The DA is pushing ahead with a bill that could reshape how South Africa handles empowerment in state tenders.
Its proposed Economic Inclusion for All Bill is set for a first reading debate in Parliament. The move does not mean BEE has been scrapped. It means the party’s proposal has entered a formal parliamentary step.
Parliament lists the proposal as the Public Procurement Amendment Bill, B7-2026. It was introduced on 12 March 2026 by DA MP Mat Cuthbert.
What the DA Wants to Change
The DA says the bill would move public procurement away from race-based criteria. It wants preference points to be linked to measurable outcomes.
Those outcomes include job creation, infrastructure investment, skills development and support for small businesses.

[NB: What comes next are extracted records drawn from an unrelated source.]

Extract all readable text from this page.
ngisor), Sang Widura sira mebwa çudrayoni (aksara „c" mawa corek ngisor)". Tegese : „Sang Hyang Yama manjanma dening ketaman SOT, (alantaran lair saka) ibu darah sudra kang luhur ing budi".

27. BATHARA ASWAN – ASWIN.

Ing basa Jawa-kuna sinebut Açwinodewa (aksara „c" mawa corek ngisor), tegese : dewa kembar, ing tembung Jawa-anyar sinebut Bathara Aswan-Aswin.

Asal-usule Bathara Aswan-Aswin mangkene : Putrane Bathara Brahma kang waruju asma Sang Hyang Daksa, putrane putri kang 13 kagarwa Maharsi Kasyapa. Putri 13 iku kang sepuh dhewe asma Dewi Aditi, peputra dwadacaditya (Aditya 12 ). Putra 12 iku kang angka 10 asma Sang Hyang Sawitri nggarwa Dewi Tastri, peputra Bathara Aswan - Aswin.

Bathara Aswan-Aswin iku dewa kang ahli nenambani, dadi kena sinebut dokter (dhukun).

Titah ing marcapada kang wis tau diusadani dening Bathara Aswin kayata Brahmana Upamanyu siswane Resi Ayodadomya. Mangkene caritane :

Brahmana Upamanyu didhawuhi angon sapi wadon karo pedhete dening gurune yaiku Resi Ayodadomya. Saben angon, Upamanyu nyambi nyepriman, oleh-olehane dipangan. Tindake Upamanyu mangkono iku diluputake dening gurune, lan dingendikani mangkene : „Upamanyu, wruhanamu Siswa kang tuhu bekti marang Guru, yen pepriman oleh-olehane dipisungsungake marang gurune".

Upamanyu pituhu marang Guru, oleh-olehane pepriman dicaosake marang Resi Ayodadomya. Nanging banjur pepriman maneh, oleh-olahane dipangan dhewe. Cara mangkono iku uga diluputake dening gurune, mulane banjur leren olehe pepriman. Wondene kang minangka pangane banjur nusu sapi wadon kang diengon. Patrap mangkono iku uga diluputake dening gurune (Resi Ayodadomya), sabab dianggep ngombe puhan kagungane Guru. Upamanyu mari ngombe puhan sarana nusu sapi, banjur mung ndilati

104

The party argues that South Africa still needs redress, but says the current BEE system has not delivered broad inclusion. It claims the policy has benefited a politically connected few. Those claims form the DA’s political case, not a final legal finding.
Parliament’s summary says the bill would repeal provisions linked to set-asides and prequalification criteria for preferential procurement. It would also repeal the Broad-Based Black Economic Empowerment Act, 2003, with consequential amendments.
Why This Matters for South Africans
Public procurement is a massive lever in the economy. The DA says the state’s procurement budget is about R1.2 trillion.
That makes the debate bigger than party politics. It goes to how government spends public money, supports transformation and decides who gets access to state contracts.
The proposal also comes at a sensitive time. The Public Procurement Act was signed into law in 2024, but Treasury said its provisions were not yet in force. The DA is therefore trying to amend a major procurement law before it is fully operational.
What Happens Next
The first reading debate will not settle the future of BEE. It will place the DA’s alternative formally before Parliament.
From there, the bill would still need to move through the usual legislative process. That includes political scrutiny, possible committee stages and the challenge of winning broader support.
For now, the key point is clear: the DA wants to replace BEE-linked procurement rules with what it calls an economic inclusion model. The fight over empowerment and state spending is now heading deeper into Parliament.